GT Landfill equipment failing

The Cayman Islands government is spending nearly $35,000 per month to rent equipment for its landfill to replace broken down, poorly maintained machines, the Legislative Assembly’s finance committee heard this week. 

“The equipment that we have at the landfill has been out of service for a period of time and to compensate for that, we rent equipment from the private sector to assist us in our operations,” Department of Environmental Health Director Roydell Carter told East End MLA Arden McLean during the committee hearings. Health Minister Osbourne Bodden said that, in some cases, equipment had been out of service for up to three years.  

Mr. McLean had asked how much the Department of Environmental Health was spending on rental equipment.  

“Prior to the fire at the landfill in February, it was typically a rental expense of $8,300 per month,” Mr. Carter said. “Following the fire, it is in region of $35,000 per month – the reason is I have no equipment available.” 

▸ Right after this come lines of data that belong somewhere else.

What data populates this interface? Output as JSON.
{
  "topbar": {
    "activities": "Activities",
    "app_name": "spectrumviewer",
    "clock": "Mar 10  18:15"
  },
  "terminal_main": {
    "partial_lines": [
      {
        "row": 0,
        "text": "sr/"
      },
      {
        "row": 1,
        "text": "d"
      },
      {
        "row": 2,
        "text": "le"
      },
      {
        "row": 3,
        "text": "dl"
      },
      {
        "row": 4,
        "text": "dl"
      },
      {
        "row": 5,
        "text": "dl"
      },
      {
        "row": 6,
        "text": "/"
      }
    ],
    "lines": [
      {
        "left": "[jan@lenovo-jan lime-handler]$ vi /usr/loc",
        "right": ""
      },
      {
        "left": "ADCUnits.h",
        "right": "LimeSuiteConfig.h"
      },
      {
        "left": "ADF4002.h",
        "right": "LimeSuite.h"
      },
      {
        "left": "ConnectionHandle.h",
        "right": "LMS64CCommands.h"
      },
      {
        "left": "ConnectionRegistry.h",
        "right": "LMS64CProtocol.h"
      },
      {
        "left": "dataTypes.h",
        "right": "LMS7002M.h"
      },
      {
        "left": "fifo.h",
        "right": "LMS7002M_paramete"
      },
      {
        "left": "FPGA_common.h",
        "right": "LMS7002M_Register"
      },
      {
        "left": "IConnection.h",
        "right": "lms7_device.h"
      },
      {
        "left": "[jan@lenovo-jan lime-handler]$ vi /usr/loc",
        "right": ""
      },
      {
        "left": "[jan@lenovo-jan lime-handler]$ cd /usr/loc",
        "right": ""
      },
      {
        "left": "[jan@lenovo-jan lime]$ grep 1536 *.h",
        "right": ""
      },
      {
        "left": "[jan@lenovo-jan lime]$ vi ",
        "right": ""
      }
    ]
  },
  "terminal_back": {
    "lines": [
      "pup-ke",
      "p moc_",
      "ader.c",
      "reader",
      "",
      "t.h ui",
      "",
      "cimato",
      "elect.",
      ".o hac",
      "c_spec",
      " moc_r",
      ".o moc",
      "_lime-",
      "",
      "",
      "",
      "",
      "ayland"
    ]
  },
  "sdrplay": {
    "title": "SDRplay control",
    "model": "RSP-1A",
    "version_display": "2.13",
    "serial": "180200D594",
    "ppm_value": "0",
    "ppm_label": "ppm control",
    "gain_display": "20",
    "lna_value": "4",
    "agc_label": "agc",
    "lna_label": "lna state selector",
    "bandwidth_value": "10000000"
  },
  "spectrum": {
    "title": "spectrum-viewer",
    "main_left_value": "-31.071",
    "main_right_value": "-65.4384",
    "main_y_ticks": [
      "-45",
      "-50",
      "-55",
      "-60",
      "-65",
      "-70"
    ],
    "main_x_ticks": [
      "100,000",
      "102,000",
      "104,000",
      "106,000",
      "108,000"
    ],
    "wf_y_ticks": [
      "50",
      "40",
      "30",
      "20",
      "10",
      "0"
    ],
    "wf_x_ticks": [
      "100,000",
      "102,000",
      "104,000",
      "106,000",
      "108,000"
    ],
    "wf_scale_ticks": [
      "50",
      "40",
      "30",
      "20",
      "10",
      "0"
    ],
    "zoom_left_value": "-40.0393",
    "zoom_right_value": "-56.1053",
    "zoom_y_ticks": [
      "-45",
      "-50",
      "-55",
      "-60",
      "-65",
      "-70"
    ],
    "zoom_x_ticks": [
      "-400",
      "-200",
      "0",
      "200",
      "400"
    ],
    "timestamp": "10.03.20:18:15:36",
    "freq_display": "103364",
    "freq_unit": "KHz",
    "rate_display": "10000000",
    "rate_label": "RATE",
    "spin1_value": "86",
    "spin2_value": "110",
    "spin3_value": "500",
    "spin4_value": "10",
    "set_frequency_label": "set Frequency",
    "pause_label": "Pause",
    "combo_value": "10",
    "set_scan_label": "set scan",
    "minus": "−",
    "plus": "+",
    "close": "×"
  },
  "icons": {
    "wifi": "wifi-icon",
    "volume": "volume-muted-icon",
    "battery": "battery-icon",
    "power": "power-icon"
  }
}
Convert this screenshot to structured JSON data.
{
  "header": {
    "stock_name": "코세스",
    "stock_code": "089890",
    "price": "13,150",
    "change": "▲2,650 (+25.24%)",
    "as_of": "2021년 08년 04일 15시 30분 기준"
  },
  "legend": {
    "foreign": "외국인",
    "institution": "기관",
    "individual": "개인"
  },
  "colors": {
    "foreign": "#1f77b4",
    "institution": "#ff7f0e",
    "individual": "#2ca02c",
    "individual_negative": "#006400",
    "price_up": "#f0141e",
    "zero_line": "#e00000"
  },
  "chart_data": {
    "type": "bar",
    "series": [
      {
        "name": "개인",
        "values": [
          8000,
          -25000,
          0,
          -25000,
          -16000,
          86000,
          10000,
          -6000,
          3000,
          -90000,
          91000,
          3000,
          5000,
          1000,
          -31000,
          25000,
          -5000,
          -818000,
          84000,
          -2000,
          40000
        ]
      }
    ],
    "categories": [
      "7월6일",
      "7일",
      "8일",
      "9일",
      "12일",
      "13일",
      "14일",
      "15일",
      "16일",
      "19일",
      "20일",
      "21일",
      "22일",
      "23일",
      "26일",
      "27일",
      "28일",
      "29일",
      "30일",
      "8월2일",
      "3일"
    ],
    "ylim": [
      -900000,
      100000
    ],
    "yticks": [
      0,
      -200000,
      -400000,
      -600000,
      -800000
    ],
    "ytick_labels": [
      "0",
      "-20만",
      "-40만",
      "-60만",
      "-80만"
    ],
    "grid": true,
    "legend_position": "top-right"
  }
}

Massive fires broke out at the landfill on Dec. 20, 2013 and Feb. 16, 2014. At the time of the February fire, five pieces of heavy equipment normally used to fight fires or mitigate the occurrence of fires were out of order and an engine from one of the excavators had been sent to Brazil for repairs.  

During the latest fire that occurred at the landfill’s southern end, crews found it difficult going because of the missing equipment. The missing equipment included: two bulldozers, a trash compactor, and two excavators, Health Minister Osbourne Bodden said at the time.  

The rental costs could hike up the rental fees to about $500,000 per year, if the department was required to keep renting it.  

“That is a half million dollars per year we’re paying in rentals,” Mr. McLean said.  

Minister Bodden admitted it was not an ideal situation.  

“We have a lot of stuff that we didn’t have in operation that we had to rent,” Mr. Bodden said. “We are trying now to buy the equipment to replace them.”  

Minister Bodden said the type of equipment leased at landfill includes a D6 bulldozer and an excavator [330 or 370 model] and a dump truck. Those rentals are just to meet the “minimum” operating needs. Mr. Bodden also said that equipment needs can change monthly based on operational circumstances, which can cause rental costs to fluctuate. 

The average hourly rental rates are $125 per hour for the bulldozer, $135 per hour for the excavator, and $55 per hour on the dump truck. 

Minister Bodden said rental equipment would be used as needed in the upcoming budget year until the government replaces the broken down vehicles. 

Mr. Bodden said the reason for the landfill’s lack of equipment was due to improper or absent maintenance.  

“There is no reason or good excuse to give other than the equipment has been broken and we’ve had major issues with the Department of Vehicle and Equipment Services in repairing that,” the minister said.  

Audit trail 

Ongoing problems with the repair and replacement of government vehicles have been well documented by government auditors.  

The Department of Vehicle and Equipment Services outsourced vehicle repair jobs between July 2011 and November 2012 on a number of government vehicles at a cost of $1.725 million during the period, the audit revealed.  

As an example, the Department of Environmental Health stated at the time of the audit that 18 of its 27 garbage trucks were more than 10 years old. In addition, 25 of the 27 trucks maintained at the time required “life cycle refurbishment.” Those works were expected to cost a total of $1.5 million, or $60,000 per vehicle, according to an evaluation done in June 2013 by the government’s Internal Audit Unit. 

According to auditors, the average cost of a new garbage truck with a 25-year life span is $225,000. 

“My sympathies to the minister. Déjà vu,” said Mr. McLean, who was the works minister in charge of the landfill between 2005 and 2009. “It’s not different from when I was there. It was a lack of attention paid to the scheduled maintenance of the equipment, i.e., they wouldn’t take it in to be done.” 

Mr. McLean asked what would be done to hold people accountable for the maintenance failures.  

“People will be held accountable starting from management down,” Mr. Bodden said. “It’s unacceptable. We have now hired or are in process of hiring a fleet manager who has good knowledge of equipment. The bulk of the problem … has stemmed from the equipment being broken and the landfill was in abeyance because of the uncertainty of the waste management plan going forward.”